BETHEL ACRES — Drive in to the tornado-ravaged Steelman Estates mobile home community these days and you're likely to be met by a bearded biker from a coalition of motorcycle riders in charge of handing out emergency supplies.
A bit further down the road you may see a 38-year-old Texas woman who says she was called here by a vision from God to build houses for tornado victims.
Sprinkled throughout are people living in campers and tents, some of whose origins are uncertain and whose intentions, locals say, remain unclear.
Rest assured, some tornado relief of the traditional variety has arrived in this isolated pocket of Pottawatomie County via the Red Cross, Federal Emergency Management Agency and others. But the largely poor community also is relying on a patchwork of nontraditional sources for assistance.

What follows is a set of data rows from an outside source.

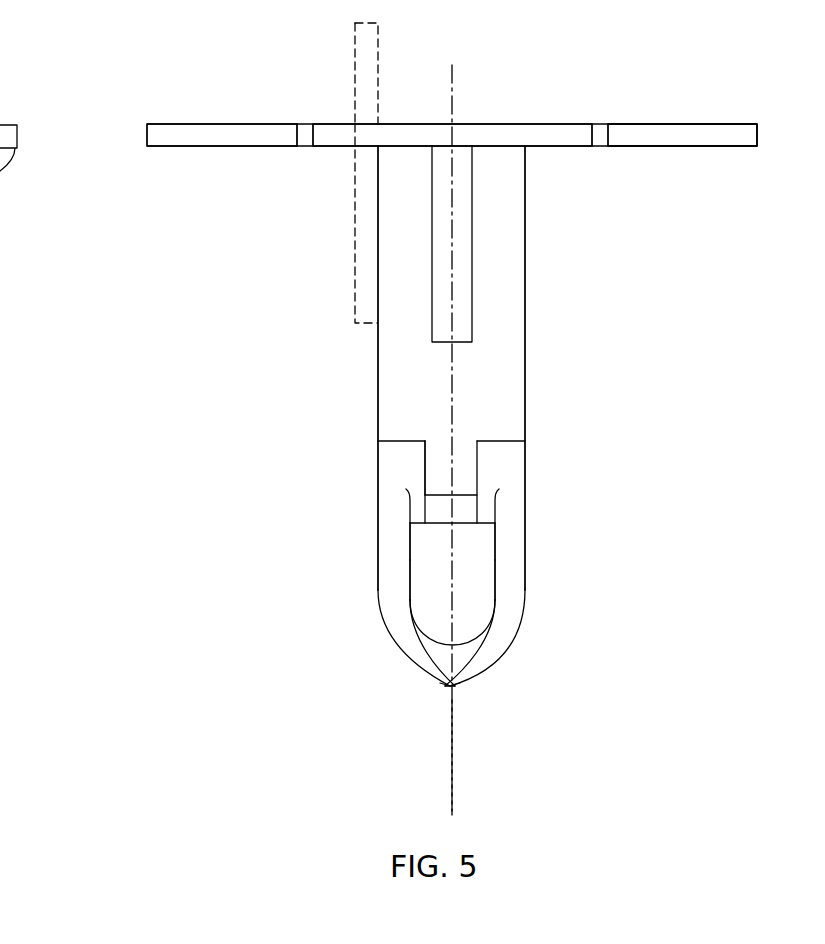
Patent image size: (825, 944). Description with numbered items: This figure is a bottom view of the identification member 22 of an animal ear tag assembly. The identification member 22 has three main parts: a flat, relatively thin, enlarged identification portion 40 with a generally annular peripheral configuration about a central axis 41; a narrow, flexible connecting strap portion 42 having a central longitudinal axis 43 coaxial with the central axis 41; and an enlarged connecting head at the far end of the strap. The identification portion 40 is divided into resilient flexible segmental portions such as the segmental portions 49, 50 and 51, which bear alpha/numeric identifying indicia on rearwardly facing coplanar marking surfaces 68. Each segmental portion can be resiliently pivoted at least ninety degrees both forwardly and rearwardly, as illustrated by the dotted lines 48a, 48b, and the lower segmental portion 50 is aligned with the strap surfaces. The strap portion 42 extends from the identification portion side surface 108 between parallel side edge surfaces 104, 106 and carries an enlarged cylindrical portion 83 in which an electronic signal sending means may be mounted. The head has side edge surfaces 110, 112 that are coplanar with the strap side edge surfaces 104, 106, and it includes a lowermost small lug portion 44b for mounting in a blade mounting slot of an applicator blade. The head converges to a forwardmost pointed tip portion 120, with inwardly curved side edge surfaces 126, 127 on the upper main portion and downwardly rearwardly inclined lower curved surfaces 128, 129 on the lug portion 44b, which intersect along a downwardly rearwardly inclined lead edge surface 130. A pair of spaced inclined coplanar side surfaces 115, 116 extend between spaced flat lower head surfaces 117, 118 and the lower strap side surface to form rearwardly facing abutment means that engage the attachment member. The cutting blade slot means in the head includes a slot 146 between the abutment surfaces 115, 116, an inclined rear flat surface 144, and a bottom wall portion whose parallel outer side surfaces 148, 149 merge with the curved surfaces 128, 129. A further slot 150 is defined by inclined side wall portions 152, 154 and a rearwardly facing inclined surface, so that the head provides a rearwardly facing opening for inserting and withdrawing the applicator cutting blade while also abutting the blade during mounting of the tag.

The identification member 22 is at (252, 287).
The identification portion 40 is at (757, 146).
The central axis 41 is at (452, 88).
The flexible strap portion 42 is at (500, 275).
The central longitudinal axis 43 is at (452, 773).
The lug portion 44b is at (493, 592).
The dotted line 48a is at (352, 240).
The dotted line 48b is at (352, 71).
The segmental portion 49 is at (698, 135).
The segmental portion 50 is at (525, 134).
The segmental portion 51 is at (186, 147).
The marking surfaces 68 is at (645, 123).
The enlarged cylindrical portion 83 is at (455, 207).
The side edge surface 104 is at (527, 377).
The side edge surface 106 is at (378, 343).
The identification portion side surface 108 is at (313, 147).
The side edge surface 110 is at (530, 513).
The side edge surface 112 is at (410, 508).
The inclined coplanar side surface 115 is at (396, 441).
The inclined coplanar side surface 116 is at (506, 441).
The lower head surface 117 is at (388, 474).
The lower head surface 118 is at (500, 472).
The pointed tip portion 120 is at (450, 686).
The inwardly curved side edge surface 126 is at (510, 635).
The inwardly curved side edge surface 127 is at (385, 620).
The lower curved surface 128 is at (413, 638).
The lower curved surface 129 is at (490, 650).
The lead edge surface 130 is at (455, 665).
The inclined rear flat surface 144 is at (457, 505).
The slot 146 is at (440, 467).
The outer side surface 148 is at (407, 562).
The outer side surface 149 is at (497, 562).
The slot 150 is at (462, 500).
The inclined side wall portion 152 is at (409, 520).
The inclined side wall portion 154 is at (498, 518).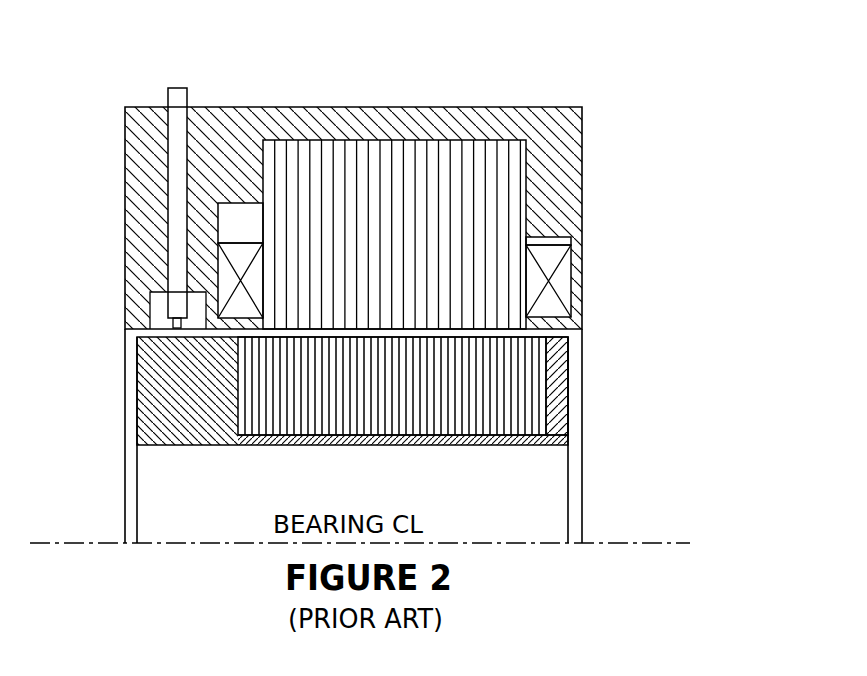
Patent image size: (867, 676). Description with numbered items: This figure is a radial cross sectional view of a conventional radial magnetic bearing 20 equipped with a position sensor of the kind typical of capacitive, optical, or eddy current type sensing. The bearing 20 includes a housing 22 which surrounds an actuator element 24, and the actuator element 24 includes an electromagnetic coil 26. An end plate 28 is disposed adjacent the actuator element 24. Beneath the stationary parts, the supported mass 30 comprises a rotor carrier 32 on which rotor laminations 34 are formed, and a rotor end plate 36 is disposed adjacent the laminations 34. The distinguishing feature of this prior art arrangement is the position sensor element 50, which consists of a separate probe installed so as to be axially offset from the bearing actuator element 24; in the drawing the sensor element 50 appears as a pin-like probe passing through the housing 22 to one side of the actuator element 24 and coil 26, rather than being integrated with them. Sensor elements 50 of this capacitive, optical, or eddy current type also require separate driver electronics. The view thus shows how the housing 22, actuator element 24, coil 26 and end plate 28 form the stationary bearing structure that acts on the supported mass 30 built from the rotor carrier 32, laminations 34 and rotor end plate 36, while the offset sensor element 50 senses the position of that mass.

The radial magnetic bearing 20 is at (405, 276).
The housing 22 is at (582, 121).
The actuator element 24 is at (452, 188).
The electromagnetic coil 26 is at (560, 284).
The end plate 28 is at (405, 198).
The supported mass 30 is at (426, 424).
The rotor carrier 32 is at (600, 430).
The rotor laminations 34 is at (497, 383).
The rotor end plate 36 is at (568, 407).
The position sensor element 50 is at (168, 87).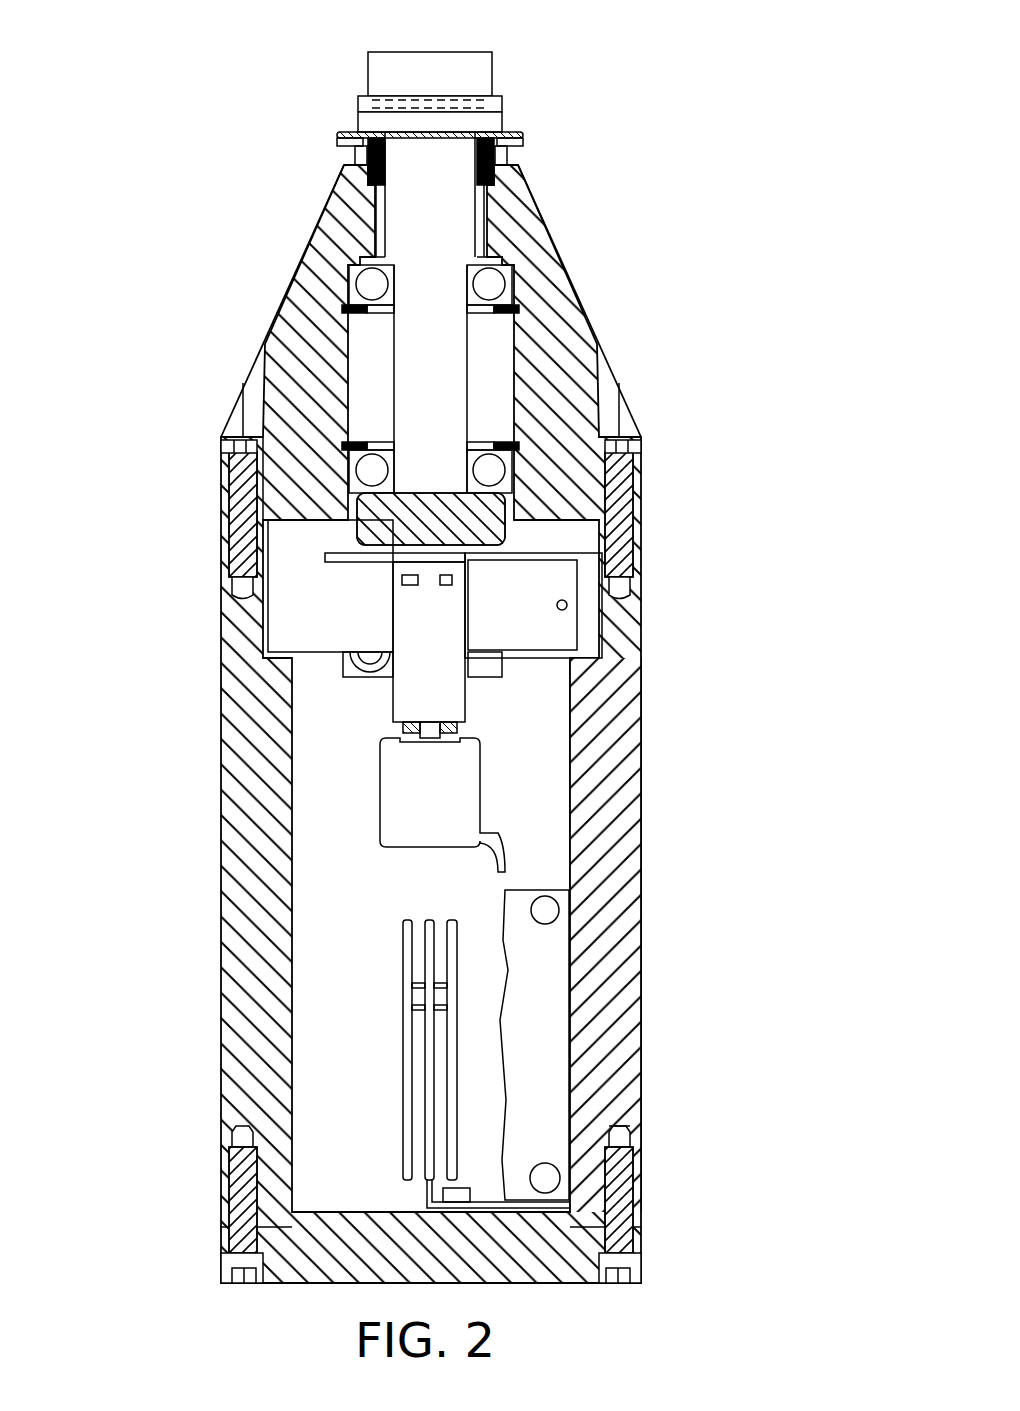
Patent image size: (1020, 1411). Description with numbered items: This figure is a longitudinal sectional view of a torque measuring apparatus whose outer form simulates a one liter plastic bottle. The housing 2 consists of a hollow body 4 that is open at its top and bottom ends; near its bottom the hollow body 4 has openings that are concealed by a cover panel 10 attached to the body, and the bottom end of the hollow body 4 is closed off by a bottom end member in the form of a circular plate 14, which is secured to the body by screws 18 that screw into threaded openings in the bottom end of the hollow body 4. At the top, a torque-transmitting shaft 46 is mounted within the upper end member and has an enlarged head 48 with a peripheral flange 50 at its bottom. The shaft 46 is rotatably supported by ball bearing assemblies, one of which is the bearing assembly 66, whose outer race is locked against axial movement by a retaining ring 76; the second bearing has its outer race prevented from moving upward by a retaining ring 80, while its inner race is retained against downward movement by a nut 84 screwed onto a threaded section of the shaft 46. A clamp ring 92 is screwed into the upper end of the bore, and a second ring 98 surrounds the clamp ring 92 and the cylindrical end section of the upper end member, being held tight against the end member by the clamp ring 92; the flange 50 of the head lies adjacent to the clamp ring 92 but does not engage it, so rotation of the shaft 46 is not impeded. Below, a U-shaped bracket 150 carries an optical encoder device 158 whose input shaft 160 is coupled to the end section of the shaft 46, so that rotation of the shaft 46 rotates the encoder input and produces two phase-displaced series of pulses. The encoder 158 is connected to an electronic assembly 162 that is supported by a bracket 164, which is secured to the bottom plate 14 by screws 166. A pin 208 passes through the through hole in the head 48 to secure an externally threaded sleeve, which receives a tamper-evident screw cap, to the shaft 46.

The housing 2 is at (192, 658).
The hollow body 4 is at (641, 672).
The cover panel 10 is at (560, 1020).
The circular plate 14 is at (570, 1285).
The screws 18 is at (228, 1193).
The torque-transmitting shaft 46 is at (450, 352).
The enlarged head 48 is at (495, 72).
The peripheral flange 50 is at (355, 133).
The ball bearing assembly 66 is at (497, 283).
The retaining ring 76 is at (360, 303).
The retaining ring 80 is at (355, 442).
The nut 84 is at (370, 520).
The clamp ring 92 is at (523, 133).
The second ring 98 is at (523, 140).
The U-shaped bracket 150 is at (400, 712).
The optical encoder device 158 is at (500, 805).
The input shaft 160 is at (440, 728).
The electronic assembly 162 is at (385, 960).
The bracket 164 is at (430, 1115).
The screws 166 is at (625, 1140).
The pin 208 is at (497, 100).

A coalition of bikers called the US Defenders might sound like an unlikely group to be providing assistance, but some tornado victims say they have been among the most dedicated helpers.
‘They've been great'
It's been two months since a powerful May 19 tornado shredded this mobile home community located amid rolling hills near Bethel Acres, a few miles west of Shawnee. Displaced residents say many church groups and charitable organizations have come and gone, handing out gift cards and helping haul debris, but the bikers have stayed.
“They've been great people,” said David Marshall, 68, who lost his mobile home in the tornado. Marshall has a number of children and grandchildren in the community whose mobile homes also were destroyed.
Food donations have poured into the community from area churches, the Food Bank and individuals. The bikers have collected that food and daily turned it into hot meals for families working to recover from the storm.
Bikers have organized other donated items into a free commissary where residents can come and pick up what they need, said Stick Keiner, Oklahoma commander of the US Defenders. When they don't have a needed item, they send out a specific request for it on the Internet, he said.
Also creating a stir in the devastated community is Tonia Allen, director of a tiny nonprofit agency operating out of Texas called God's Hand Ups-IGLM, who said she felt compelled to act after seeing families living in tents.
“I had a vision from God and I said, ‘I really think these families should have houses,'” Allen said. “They've lost so much and most of them didn't have insurance, so I don't think they should have mortgages.”
Allen admits she doesn't know much about building houses and her nonprofit agency has no resources.
“I don't know how to build anything,” she said. “I know how to get people to do what needs to be done and I know how to coordinate.”
Allen said she spends her time soliciting donated materials and organizing volunteer church groups into work crews who can work with a contractor and licensed plumbers and electricians to construct homes.